Crocus are often called Snow Crocus because they will bloom when snow is still on the ground. There are over 80 species of this hardy perennial. Snow Crocus is one of the easiest spring flowers to grow and propagate.They require well-draining soils with a pH level between 6.0 and 7.0.

Snow CrocusCredit: by 4028mdk09

Things You Will Need

Crocus corms

Organic material


Garden hose


Garden spade

Plant Snow Crocus corms in a sunny to lightly shaded area. Because these earl spring flowers bloom before leaves are on trees, they can be planted close to them. Avoid planting corms within the tree's drip line.

Plant corms in soil that has good drainage and is slightly acidic. Soil that does not have good drainage or is heavy with clay can be amended by mixing organic matter into the top 12 - 18 inches of soil. The corms can be planted in raised beds or along hillsides to improve drainage.

Bone meal or superphosphate should be added to the soil below the corm to encourage root development in corms. In sandy soil, plant corms slightly deeper. Mulch around the Snow Crocus to preserve moisture.

Plant Snow Crocus corms in the fall 2 inches below surface. The corm's wider side should be on the bottom with the buds facing up. Water the corm thoroughly to prevent air pockets.

Purple Snow CrocusCredit: by Der Wolf im Wald

Fertilize with 10-10-10 solution and avoid adding more nitrogen. Do not fertilize after they have started flowering.

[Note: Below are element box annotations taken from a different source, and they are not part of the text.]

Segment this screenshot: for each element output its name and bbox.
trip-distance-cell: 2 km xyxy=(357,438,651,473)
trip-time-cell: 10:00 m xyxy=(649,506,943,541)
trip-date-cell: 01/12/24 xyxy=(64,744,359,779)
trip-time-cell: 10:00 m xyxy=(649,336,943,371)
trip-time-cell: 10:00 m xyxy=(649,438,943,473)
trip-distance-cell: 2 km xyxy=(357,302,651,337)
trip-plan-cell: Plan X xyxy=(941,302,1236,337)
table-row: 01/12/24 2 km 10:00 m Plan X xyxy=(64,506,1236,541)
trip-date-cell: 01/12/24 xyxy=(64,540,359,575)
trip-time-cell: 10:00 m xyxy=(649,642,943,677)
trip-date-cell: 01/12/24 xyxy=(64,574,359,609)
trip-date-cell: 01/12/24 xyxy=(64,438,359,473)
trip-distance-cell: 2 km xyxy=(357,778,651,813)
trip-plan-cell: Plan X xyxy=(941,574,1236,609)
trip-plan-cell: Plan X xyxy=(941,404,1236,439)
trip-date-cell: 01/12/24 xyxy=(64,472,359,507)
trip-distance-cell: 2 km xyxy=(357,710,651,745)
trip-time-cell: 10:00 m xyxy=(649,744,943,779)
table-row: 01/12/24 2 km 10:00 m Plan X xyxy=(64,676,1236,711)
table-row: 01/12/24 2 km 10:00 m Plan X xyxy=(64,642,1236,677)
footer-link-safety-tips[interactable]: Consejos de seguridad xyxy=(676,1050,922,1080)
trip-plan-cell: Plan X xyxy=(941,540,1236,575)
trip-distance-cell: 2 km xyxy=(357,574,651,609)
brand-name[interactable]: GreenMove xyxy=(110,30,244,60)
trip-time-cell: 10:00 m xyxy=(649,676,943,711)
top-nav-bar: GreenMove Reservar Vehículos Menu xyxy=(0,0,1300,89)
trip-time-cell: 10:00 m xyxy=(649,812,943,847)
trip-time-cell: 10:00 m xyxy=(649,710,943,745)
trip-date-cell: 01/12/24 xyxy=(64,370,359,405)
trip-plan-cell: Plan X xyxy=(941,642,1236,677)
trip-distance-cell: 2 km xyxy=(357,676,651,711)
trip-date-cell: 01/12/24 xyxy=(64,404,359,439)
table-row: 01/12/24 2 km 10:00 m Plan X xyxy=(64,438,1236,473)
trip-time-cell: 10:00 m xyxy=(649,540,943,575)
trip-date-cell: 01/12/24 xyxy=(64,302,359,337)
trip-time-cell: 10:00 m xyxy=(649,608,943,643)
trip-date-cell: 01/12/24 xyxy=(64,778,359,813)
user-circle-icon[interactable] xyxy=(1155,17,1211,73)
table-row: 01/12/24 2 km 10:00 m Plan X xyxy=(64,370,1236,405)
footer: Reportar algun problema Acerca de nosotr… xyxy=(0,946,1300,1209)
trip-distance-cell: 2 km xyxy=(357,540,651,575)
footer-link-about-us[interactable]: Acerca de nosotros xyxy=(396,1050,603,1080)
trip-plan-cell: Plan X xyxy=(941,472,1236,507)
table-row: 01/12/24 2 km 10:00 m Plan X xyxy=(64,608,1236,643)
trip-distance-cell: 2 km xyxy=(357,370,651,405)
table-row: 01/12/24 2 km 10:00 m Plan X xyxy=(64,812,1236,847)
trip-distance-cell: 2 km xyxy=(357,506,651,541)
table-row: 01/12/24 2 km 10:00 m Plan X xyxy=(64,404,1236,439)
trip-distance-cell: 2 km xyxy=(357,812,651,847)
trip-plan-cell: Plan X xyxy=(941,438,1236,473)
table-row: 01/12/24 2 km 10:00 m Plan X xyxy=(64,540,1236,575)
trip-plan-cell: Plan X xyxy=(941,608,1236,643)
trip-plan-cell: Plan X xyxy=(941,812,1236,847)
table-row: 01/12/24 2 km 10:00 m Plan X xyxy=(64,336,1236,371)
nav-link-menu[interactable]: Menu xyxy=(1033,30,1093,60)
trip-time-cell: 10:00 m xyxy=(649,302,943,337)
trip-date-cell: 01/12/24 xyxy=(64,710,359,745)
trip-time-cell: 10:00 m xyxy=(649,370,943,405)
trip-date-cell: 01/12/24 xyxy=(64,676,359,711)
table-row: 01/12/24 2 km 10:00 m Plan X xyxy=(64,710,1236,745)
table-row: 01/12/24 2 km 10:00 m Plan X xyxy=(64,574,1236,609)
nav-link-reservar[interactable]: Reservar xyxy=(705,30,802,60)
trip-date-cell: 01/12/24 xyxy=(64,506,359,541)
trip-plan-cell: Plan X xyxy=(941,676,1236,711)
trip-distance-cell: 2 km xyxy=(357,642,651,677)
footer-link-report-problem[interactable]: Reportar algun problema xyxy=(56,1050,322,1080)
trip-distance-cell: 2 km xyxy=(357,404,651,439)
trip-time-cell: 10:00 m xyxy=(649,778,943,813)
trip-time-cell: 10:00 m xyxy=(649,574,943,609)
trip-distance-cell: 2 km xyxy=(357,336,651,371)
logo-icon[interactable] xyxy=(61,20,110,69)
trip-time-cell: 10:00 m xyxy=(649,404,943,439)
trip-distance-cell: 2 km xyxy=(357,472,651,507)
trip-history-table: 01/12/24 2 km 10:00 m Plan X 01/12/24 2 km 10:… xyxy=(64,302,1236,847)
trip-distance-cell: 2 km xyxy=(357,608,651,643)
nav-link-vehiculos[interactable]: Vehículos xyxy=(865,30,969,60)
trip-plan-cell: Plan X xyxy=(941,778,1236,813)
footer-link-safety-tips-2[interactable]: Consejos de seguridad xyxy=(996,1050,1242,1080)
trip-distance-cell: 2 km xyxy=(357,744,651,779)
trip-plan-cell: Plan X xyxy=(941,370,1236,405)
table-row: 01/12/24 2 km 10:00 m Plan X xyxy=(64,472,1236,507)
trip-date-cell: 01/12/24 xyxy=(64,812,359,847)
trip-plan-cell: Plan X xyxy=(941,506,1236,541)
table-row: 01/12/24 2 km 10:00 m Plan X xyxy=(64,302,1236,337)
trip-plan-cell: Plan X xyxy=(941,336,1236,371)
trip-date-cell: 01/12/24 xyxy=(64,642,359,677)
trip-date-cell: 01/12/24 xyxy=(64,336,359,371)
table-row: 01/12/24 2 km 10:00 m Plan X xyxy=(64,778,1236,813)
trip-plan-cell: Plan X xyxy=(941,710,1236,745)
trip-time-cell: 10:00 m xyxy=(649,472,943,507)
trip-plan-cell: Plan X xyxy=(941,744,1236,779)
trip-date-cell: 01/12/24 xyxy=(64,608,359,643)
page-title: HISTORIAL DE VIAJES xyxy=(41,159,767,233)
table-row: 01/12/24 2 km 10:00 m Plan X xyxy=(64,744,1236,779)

Propagation occurs through the "mother" Snow Crocus producing several small corms before dying off. They multiply rapidly and corms should be dug up, separated and corms replanted every 2 - 3 years during the fall.

Corms can overwinter in the ground. Mulch over the winter, remove when the shoots begin to emerge in spring. Fertilize and water so you will be rewarded with healthy plants and more corms in fall.

White Snow CrocusCredit: by Meneerke bloem

Tips & Warnings

Bulbs, corms and rhizomes that sit in too much water develop disease and/or rot quickly.